A few weeks ago I went with a friend to visit her family in the south of Israel. Turns out it wasn't the best timing on my part. Gaza flared up again and decided to send over some nice, little, sweet presents.
Although I cannot truthfully say that I wished to avoid such things while here...I mean if it's happening, I'd rather have the experience than live in a delusion...I can definitely say I wasn't expecting anything to happen. I was already in the delusion then I suppose.
Oddly enough hearing rockets hit the ground does not just leave you with a feeling of horror. Sitting on the floor in a back bedroom, a thick sheet of metal pulled across the window, blocking possible shrapnel and all light, you expect to feel only horror. All you can hear in the dark room is arguing and worrying in a foreign tongue, the siren wailing through the suddenly dead city. You wait, working all the while to control the anxiety and fear. You wait. And when you hear the rumble of the hit, it leaves you with a mix of surprise and relief, as well as horror. The surprise is simple. The surprise is that there really was a rocket, and it really did hit. It wasn't a drill, or a false alarm. The relief is that you are conscious, alive, and far enough away that you were able to hear it hit. And then after, different from the anxiety and fear that came when you first heard the alarm, the wisps of horror dance about you, in your heart and mind, body and soul...they get all mixed up with your small warmth of relief. It's a strange feeling for sure.
It's been a while and I'm not in the south anymore, but when I hear the wind pick up and sometimes when the windows begin to make a whistling sound, everything in me stops for a milisecond, waiting for the sound to turn into the ghostly siren call that echoes and wails through cities in the south warning of the coming rockets.
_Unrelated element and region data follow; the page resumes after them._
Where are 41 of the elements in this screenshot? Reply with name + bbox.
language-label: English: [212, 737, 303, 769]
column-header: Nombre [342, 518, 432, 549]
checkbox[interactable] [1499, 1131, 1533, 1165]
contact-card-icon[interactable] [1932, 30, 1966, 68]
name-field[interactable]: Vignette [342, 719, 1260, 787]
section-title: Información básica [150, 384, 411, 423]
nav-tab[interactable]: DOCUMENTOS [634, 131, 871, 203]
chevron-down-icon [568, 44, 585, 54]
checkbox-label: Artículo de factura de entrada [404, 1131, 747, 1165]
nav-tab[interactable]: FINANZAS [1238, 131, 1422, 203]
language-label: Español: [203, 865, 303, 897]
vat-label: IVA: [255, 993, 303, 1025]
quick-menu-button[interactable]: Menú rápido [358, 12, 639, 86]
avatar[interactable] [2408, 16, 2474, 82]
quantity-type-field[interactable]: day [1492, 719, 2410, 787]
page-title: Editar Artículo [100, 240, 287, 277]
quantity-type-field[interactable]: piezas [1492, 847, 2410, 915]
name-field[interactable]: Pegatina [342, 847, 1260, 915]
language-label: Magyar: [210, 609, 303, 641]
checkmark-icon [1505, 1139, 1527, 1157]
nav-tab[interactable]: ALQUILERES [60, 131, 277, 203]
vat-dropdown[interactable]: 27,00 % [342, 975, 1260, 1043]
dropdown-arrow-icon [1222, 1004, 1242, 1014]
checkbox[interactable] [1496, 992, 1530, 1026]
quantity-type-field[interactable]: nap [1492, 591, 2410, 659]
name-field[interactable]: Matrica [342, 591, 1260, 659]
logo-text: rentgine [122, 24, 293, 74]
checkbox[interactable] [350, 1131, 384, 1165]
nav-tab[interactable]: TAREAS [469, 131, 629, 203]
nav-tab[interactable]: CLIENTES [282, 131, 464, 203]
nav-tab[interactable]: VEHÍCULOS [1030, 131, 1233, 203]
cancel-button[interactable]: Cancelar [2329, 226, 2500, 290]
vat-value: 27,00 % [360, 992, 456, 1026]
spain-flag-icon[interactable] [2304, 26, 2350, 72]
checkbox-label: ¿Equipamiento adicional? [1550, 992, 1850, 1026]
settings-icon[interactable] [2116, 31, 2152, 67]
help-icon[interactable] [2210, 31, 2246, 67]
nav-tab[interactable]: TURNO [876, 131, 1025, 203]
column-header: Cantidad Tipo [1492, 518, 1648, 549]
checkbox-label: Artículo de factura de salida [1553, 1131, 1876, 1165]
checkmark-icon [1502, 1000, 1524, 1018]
It sounds just like the wind at first. For awhile after I returned home to the North of Israel, every time I heard this sound here, after everything stopped for a fraction of a second, I would register the sound and breathe a sigh of relief to myself. I tell myself, I'm nowhere near the land where rockets fall infrequently like angry meteors from the sky. In reality, I am safe, but also only an hour's drive away.